Operation Lückenfüller im Haifischbecken?
Wir wären wirklich die Letzten, die etwas anderes behaupten würden: Verteidigungsministerin Ursula von der Leyen hatte absolut Recht, als sie die Obergrenzen für Material und Personal aufgehoben hat. Und es war ebenso richtig und wichtig, die Notwendigkeit einer Trendwende in Bereichen innerhalb der Regierung abzustimmen und zu kommunizieren. Die Ministerin hat damit quasi im Vorbeigehen zwei wesentliche Entscheidungen ihres Vorgängers kassiert und locker eine 180-Grad-Wende eingeleitet. Eine echt gute Sache.
Wir wären aber nicht der DBwV, wenn wir nicht auch wüssten, dass diese Ankündigungen zwar elementar, aber eben noch lange nicht Realität sind. Wir wissen nicht einmal, ob sie jemals Realität werden können. Zu groß ist die Lücke zwischen Anspruch bei Vollausstattung, Modernisierung oder dem personellen Aufwuchs und den finanziellen Möglichkeiten.
Fakt ist: Allen anderslautenden Kommentaren zum Trotz geht es aktuell nicht um Aufrüstung. Vielmehr ist jetzt die „Operation Lückenfüller“ angesagt. Ob beim Material oder Personal – es gibt eine Unmenge hohler Strukturen. Seit 2014 haben wie sie wieder und wieder aufgezeigt. Immerhin: Mittlerweile leugnet das auch niemand mehr. Doch auch wenn beispielsweise das „dynamische Verfügbarkeitsmanagement“ (ein System gnadenloser Mangelverwaltung im Heer) politisch ins Jenseits befördert wurde, bedeutet das noch lange nicht, dass von heute auf morgen mehr Gerät oder mehr Ersatzteile verfügbar wären.
Für Modernisierung und strukturgerechte Ausstattung hatten die Planer im BMVg unter Führung von Staatssekretärin Suder zuletzt einen „maßvollen“ finanziellen Bedarf von rund 130 Milliarden bis 2030 veranschlagt. Darin waren aber noch nicht die zusätzlichen Mittel für einen Fähigkeitsgewinn wie Cyber oder ein Mehr an Robustheit und Durchhaltefähigkeit (sprich Personal) enthalten.
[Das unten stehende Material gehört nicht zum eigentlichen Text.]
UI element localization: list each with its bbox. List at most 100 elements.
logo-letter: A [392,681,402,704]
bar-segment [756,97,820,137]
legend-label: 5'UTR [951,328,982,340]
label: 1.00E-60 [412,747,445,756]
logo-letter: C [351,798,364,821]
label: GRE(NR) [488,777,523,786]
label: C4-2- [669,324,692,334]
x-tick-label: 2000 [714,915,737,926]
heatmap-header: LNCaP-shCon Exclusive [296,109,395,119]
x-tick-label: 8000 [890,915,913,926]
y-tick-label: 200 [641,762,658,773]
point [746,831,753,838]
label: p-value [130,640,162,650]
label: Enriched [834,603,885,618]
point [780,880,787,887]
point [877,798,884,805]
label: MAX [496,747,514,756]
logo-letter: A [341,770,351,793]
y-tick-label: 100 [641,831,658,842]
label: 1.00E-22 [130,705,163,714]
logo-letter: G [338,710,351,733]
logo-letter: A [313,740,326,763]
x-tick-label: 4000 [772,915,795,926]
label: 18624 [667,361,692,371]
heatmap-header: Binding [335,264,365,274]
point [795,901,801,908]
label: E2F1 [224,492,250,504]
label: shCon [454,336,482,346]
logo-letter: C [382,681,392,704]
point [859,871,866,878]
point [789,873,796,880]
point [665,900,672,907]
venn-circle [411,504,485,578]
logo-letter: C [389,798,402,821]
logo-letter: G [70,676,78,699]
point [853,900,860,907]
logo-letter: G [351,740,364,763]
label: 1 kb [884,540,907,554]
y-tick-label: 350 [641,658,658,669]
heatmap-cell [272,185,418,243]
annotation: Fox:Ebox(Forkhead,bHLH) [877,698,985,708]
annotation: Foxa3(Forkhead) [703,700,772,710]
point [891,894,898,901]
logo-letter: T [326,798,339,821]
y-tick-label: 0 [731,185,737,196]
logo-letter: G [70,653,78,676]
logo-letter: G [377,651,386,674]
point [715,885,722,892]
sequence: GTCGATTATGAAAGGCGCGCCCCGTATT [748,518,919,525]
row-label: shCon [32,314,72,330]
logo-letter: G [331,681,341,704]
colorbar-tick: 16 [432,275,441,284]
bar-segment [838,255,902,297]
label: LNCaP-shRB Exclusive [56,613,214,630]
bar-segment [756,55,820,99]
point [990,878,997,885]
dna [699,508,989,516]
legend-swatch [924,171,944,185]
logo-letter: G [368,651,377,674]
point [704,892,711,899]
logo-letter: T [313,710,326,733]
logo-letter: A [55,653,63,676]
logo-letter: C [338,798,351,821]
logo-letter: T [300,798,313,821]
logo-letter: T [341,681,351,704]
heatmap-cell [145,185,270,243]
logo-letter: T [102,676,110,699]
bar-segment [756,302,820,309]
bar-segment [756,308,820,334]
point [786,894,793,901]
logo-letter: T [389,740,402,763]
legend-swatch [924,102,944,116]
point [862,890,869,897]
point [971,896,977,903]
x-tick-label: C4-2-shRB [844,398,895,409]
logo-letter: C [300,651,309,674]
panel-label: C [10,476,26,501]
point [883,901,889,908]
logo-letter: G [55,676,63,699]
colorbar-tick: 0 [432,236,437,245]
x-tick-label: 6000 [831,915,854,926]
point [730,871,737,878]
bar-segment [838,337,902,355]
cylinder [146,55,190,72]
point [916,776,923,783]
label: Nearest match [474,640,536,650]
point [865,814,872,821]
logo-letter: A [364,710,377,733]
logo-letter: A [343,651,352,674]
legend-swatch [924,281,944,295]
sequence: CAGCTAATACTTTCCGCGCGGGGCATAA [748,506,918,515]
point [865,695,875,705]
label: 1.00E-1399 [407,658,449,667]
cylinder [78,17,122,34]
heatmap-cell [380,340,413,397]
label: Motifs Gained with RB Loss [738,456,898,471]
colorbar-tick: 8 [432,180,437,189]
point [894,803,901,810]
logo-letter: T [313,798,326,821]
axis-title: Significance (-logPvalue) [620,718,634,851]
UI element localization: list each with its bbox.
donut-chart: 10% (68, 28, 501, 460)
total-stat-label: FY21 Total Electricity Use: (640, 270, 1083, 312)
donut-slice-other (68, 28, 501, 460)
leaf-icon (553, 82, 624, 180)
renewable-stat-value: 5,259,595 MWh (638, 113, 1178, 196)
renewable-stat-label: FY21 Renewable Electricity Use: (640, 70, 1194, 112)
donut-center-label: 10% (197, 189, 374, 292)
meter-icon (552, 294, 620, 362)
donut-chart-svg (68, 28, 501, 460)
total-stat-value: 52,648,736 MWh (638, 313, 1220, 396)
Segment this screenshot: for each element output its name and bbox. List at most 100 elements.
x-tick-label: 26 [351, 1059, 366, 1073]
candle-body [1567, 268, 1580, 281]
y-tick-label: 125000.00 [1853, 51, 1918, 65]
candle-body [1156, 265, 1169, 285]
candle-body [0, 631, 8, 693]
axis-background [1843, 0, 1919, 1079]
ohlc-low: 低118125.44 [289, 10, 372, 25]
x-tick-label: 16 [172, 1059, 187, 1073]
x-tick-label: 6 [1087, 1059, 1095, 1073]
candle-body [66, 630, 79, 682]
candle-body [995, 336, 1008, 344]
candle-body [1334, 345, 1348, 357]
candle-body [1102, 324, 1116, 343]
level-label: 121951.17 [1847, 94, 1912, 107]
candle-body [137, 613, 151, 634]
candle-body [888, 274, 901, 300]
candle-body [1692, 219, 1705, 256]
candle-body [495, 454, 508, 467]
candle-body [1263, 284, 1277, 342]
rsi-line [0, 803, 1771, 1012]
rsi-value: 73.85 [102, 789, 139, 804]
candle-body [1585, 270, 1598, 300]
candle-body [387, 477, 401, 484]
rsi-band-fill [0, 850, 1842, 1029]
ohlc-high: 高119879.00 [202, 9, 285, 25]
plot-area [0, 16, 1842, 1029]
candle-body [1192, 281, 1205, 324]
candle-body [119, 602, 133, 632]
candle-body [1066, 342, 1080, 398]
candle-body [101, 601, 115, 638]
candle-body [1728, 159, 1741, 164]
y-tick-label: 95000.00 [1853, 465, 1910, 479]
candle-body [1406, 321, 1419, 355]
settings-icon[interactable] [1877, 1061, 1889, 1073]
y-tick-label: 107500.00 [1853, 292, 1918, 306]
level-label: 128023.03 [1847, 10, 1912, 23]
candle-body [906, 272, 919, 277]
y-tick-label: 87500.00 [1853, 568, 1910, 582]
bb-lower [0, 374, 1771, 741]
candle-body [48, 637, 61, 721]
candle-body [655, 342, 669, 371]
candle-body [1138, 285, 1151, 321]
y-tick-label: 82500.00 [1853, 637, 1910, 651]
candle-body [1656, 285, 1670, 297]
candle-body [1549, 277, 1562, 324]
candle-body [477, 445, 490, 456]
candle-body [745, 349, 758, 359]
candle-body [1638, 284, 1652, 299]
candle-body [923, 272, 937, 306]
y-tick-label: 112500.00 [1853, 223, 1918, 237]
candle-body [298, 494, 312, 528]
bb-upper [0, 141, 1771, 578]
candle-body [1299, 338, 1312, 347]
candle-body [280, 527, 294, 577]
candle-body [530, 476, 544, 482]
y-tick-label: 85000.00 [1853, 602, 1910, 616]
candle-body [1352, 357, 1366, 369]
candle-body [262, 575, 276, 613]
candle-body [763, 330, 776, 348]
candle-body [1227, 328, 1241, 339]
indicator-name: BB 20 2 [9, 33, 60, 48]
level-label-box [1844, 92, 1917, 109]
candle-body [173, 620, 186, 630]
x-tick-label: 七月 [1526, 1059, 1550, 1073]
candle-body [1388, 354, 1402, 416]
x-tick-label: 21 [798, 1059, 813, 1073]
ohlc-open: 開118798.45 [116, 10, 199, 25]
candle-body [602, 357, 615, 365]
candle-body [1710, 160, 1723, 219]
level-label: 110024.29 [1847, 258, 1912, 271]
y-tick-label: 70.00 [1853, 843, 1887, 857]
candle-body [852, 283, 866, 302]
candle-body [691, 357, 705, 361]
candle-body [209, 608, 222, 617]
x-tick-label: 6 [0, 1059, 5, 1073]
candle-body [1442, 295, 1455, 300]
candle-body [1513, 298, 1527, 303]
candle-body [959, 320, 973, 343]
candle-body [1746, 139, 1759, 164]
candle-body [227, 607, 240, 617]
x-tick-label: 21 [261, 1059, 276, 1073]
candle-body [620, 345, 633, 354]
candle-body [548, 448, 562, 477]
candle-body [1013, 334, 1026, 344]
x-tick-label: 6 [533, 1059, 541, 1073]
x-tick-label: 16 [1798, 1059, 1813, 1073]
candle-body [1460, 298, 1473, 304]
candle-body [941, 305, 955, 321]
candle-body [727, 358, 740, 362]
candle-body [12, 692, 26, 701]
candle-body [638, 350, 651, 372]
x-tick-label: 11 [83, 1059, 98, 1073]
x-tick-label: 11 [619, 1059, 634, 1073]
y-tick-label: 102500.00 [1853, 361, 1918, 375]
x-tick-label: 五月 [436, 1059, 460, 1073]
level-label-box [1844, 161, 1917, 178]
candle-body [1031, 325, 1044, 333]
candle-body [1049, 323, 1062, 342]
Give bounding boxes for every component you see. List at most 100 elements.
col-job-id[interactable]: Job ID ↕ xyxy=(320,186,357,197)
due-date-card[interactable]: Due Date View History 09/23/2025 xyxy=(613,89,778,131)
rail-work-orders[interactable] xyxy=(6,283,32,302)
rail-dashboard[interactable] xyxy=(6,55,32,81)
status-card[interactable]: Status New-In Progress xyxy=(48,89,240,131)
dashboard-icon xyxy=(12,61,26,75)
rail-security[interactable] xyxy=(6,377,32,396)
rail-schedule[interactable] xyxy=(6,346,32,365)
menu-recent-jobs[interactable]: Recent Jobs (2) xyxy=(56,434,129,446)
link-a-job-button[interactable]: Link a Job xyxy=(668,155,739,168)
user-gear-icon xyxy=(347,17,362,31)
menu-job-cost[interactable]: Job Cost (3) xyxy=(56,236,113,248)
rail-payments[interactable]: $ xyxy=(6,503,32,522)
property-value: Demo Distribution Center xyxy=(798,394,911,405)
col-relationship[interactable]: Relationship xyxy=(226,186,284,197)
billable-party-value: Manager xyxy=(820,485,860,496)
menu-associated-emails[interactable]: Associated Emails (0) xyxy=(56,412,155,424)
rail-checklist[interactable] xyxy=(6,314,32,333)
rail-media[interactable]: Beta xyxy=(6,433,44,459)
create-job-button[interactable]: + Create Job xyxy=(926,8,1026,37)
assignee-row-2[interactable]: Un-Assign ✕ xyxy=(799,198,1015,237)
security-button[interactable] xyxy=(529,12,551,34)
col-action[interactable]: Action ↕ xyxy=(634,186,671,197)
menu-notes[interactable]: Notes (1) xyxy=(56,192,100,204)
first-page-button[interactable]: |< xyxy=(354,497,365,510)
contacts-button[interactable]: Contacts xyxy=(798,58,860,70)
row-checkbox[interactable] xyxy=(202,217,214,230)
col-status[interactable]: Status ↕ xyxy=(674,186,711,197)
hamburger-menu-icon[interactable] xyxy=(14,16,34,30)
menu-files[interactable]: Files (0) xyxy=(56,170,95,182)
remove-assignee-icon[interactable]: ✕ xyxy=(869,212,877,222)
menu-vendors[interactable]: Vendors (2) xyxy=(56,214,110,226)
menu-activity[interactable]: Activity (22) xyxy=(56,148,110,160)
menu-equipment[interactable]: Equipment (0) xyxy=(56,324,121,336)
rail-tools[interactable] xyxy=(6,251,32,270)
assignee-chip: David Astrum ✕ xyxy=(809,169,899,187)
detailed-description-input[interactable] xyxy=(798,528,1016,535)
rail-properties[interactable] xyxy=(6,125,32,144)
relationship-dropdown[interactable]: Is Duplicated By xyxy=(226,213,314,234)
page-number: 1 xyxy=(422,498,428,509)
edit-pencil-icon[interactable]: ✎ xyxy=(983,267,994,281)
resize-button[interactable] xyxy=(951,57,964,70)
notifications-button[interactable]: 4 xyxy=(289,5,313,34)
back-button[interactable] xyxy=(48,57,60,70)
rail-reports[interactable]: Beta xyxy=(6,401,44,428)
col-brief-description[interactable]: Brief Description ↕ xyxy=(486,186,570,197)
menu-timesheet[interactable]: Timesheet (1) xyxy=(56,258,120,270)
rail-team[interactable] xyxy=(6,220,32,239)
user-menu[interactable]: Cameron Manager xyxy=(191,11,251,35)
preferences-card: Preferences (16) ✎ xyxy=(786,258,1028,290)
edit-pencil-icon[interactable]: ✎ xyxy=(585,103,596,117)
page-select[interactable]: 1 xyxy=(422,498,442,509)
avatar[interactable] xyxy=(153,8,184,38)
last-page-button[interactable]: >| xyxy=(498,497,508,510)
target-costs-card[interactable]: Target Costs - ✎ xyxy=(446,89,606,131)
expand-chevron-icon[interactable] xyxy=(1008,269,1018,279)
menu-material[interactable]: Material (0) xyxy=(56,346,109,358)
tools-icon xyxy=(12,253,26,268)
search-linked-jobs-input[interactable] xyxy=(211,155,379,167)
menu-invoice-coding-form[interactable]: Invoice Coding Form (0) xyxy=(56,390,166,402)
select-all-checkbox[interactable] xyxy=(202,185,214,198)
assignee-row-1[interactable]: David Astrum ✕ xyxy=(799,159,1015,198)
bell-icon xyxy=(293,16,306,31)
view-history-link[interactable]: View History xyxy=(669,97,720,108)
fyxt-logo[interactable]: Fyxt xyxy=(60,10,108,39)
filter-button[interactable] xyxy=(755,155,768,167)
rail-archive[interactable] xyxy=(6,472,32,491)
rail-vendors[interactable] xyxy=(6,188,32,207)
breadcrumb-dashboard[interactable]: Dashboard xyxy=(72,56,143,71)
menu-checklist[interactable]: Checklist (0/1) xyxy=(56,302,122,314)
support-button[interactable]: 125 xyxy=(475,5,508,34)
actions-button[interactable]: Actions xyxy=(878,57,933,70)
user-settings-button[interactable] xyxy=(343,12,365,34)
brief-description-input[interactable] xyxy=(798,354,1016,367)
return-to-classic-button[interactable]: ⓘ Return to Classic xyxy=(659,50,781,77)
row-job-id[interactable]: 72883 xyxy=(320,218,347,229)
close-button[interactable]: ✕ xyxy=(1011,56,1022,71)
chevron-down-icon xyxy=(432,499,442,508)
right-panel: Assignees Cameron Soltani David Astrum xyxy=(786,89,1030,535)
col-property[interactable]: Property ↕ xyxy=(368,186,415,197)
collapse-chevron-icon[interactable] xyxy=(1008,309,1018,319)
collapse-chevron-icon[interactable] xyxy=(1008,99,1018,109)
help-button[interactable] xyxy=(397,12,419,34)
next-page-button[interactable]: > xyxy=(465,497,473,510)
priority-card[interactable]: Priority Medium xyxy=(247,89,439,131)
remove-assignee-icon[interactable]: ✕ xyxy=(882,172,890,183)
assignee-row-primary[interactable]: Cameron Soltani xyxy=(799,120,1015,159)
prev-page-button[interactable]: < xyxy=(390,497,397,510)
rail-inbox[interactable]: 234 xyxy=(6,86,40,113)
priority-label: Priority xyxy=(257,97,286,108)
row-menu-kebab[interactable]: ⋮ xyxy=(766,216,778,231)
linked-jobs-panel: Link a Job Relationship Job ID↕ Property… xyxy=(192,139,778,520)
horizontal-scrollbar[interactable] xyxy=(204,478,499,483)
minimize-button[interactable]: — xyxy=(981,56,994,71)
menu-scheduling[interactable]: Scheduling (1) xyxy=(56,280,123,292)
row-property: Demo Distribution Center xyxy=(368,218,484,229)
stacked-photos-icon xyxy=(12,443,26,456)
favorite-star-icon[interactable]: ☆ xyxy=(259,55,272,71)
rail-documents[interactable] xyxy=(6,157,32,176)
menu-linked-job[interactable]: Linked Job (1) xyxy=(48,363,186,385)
Wer jetzt den Eckwertebeschluss der Bundesregierung zum Haushalt 2017 und den 50. Finanzplan liest, der fragt sich zu Recht nach dem Zauberstab von der Leyens. Den bräuchte die Ministerin, um die extreme Lücke zwischen dem Anspruch der absolut berechtigten Trendwende bei Material oder Personal aufgrund der sicherheitspolitischen Herausforderungen und der Wirklichkeit des Haushalts auch nur annähernd schließen zu können. Die einzige Möglichkeit ist: Es tut sich noch etwas bis zum Beschluss der Bundesregierung in puncto Haushalt. Das Finanzministerium könnte beispielsweise die Folgekosten des Tarifabschlusses aller Ressorts tragen. Vorstellbar wäre auch ein eigener Einzelplan für den Personalaufbau, wie zuletzt beim Personalabbau.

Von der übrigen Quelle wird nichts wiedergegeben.